There has to be a clear demand for our support. For example, if we try and
impose Anti-Corruption Commissions as a condition of our aid but there is no
willingness for action, there will be limited success. So we need buy-in.
Strategies. As in Sierra Leone, we need to support partner countries’ national
strategies for justice sector reform. Or at least make sure our support fits
within a wider plan. One-off activities (such as a little bit of training for a
particular judge) seldom have a long lasting effect if at the same time we don’t
work to improve the performance of the organisations where they work.

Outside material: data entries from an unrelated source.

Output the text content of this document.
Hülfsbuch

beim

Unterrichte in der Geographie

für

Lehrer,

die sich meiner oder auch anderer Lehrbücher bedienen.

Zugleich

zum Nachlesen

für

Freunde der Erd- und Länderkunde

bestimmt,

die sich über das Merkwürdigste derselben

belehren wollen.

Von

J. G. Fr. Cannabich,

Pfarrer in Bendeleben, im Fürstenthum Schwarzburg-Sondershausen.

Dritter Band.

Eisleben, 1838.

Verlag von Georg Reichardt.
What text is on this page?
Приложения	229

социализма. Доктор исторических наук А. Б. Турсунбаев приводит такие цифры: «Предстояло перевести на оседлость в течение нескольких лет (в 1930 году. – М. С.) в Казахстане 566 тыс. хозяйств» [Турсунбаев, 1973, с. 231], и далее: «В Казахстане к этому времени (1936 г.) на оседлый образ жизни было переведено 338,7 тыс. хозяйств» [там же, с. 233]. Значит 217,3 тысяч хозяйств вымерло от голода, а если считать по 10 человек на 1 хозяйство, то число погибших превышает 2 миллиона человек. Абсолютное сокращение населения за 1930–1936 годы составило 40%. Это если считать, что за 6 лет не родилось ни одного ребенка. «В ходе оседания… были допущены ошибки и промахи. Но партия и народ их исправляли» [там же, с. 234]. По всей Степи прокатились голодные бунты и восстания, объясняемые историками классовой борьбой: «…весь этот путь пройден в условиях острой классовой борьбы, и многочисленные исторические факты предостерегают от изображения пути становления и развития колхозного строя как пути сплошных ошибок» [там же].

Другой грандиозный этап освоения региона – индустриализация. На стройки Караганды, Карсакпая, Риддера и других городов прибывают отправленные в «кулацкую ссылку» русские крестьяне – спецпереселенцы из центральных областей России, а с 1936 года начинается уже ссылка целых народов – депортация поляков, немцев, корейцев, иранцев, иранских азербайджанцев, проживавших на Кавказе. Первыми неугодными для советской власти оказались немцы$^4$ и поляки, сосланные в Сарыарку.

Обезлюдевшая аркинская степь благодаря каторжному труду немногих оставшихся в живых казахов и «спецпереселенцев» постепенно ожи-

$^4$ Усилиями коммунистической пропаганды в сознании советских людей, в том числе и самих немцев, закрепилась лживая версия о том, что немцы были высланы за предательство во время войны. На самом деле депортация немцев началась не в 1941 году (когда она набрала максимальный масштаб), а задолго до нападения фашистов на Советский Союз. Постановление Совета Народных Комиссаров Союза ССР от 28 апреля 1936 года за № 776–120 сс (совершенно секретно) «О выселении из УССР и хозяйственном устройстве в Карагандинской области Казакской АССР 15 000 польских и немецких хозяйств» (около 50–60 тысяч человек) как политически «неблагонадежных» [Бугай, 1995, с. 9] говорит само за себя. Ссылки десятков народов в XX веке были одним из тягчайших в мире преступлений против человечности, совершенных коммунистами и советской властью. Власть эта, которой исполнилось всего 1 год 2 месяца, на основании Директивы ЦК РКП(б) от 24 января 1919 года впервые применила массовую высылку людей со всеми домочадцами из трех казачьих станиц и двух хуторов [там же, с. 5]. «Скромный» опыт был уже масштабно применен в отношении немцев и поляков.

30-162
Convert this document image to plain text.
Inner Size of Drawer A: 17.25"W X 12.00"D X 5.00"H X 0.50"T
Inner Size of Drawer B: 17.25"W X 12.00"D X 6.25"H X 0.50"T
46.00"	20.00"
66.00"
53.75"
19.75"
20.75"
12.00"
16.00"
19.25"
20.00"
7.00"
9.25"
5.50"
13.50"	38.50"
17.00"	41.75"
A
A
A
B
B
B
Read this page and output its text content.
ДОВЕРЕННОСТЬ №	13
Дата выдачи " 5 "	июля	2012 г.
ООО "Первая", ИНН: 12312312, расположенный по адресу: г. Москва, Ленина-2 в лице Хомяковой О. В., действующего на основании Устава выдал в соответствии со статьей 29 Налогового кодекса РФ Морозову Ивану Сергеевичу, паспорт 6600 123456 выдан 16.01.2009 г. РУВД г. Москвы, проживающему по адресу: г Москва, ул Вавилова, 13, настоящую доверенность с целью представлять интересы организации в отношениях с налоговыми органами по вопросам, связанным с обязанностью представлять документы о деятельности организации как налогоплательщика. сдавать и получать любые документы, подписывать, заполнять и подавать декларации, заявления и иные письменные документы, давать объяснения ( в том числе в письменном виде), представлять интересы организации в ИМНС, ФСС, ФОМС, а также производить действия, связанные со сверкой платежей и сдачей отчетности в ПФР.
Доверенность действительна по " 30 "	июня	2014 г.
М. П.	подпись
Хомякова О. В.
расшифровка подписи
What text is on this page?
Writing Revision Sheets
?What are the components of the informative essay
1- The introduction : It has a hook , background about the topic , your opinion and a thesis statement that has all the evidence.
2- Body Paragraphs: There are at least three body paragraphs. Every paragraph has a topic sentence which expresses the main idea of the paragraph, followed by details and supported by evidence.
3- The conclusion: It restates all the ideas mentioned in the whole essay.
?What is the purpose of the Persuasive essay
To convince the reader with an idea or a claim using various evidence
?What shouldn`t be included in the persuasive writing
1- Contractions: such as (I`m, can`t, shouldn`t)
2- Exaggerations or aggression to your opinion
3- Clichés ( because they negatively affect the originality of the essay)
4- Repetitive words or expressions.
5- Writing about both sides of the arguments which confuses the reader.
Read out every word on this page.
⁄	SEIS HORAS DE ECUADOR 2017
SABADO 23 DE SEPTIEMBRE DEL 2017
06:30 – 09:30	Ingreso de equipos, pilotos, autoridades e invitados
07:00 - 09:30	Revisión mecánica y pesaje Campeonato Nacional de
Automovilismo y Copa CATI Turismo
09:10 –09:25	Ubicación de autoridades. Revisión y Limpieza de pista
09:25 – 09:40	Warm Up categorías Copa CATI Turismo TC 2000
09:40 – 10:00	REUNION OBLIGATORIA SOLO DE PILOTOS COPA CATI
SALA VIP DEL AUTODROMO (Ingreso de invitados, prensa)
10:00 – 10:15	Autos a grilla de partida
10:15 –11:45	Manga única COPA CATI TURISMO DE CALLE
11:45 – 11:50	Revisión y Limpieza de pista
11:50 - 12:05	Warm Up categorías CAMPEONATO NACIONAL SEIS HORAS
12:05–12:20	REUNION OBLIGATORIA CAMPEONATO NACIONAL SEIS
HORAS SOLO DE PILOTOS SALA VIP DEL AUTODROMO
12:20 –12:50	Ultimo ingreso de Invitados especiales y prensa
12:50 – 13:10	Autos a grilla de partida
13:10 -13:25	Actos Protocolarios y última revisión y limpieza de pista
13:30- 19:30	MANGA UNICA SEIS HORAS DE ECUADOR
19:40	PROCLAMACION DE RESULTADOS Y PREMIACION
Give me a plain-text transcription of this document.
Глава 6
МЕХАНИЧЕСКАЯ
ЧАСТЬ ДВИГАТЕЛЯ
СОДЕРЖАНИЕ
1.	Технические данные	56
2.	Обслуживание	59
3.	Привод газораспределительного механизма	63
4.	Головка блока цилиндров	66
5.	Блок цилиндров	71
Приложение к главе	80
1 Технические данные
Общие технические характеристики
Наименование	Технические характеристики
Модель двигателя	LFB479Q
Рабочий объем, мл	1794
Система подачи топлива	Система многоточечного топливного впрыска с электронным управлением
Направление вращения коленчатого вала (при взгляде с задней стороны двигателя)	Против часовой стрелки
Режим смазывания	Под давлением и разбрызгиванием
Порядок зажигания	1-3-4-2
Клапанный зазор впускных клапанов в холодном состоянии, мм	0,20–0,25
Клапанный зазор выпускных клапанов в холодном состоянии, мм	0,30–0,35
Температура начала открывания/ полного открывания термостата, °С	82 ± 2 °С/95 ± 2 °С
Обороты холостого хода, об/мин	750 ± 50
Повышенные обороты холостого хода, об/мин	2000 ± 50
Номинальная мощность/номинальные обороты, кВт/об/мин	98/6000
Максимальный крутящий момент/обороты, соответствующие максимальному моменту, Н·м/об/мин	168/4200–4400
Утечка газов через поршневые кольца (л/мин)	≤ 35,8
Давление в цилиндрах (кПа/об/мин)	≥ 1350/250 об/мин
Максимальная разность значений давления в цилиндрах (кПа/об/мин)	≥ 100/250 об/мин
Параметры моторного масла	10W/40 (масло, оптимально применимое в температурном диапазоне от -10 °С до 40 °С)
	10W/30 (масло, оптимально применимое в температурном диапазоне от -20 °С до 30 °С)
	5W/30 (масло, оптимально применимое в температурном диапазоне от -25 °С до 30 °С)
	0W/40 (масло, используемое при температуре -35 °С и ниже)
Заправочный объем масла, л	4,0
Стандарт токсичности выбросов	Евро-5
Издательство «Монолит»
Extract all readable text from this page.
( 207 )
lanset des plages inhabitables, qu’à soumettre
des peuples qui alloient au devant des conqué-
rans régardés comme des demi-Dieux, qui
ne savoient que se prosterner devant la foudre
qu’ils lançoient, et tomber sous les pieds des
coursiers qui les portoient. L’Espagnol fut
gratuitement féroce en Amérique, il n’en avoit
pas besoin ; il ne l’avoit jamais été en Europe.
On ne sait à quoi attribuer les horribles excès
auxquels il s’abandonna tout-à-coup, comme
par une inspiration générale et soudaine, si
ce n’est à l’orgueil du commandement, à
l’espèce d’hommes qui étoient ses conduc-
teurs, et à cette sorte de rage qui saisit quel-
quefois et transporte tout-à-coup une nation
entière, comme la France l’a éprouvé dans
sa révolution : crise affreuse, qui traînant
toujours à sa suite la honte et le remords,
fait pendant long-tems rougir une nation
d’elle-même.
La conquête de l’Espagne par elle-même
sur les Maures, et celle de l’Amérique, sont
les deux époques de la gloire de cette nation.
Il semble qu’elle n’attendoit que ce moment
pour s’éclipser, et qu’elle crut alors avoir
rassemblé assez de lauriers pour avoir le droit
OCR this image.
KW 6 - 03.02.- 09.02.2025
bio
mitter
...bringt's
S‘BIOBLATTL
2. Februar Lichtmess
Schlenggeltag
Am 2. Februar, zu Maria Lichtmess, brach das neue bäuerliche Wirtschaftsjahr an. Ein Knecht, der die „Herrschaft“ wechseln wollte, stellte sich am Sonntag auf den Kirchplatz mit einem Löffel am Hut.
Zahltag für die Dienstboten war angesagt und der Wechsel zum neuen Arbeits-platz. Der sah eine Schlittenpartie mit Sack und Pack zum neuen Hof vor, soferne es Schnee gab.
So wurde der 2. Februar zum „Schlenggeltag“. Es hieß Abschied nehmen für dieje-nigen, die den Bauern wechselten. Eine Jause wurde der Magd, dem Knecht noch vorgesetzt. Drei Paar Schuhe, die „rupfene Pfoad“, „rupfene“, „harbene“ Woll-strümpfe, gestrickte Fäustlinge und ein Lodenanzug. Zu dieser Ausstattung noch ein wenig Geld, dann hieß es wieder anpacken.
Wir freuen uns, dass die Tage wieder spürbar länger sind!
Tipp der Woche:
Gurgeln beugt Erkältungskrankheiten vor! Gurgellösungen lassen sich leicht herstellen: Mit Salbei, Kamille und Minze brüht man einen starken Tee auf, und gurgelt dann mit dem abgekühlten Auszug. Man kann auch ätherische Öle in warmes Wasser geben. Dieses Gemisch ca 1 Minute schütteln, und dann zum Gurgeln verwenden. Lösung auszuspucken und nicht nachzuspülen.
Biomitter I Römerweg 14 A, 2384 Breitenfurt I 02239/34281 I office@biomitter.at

Measurable and sustainable impact. We want to have confidence that our support
is genuinely making a long term difference and improving the lives of the poor.
Coordination. Partner governments need to lead coordination of assistance
provided by a huge number of different donors and NGOs. Civil servants in poor
countries don’t have the same range of expertise as you find in developed
nations. A small number of civil servants are the target of missions. We should
avoid duplication – with other UK projects, or international support.
Prioritisation. Our assistance needs to support the priorities of our partners.
And we should also target our own finite UK resources towards countries,
international organisations or themes identified by the government as a major
priority.
We see the Justice Assistance Network as being about sharing expertise across
government and improving communication. We’re already working together well in
many countries, and the Network will further strengthen this.
We can expect to see more justice as a result of our efforts. In short, by
working better together, we will help make sure that orphans in Malawi, women
and girls in Eastern DRC or landless people in Bangladesh can prosper, in
freedom from fear and freedom from want.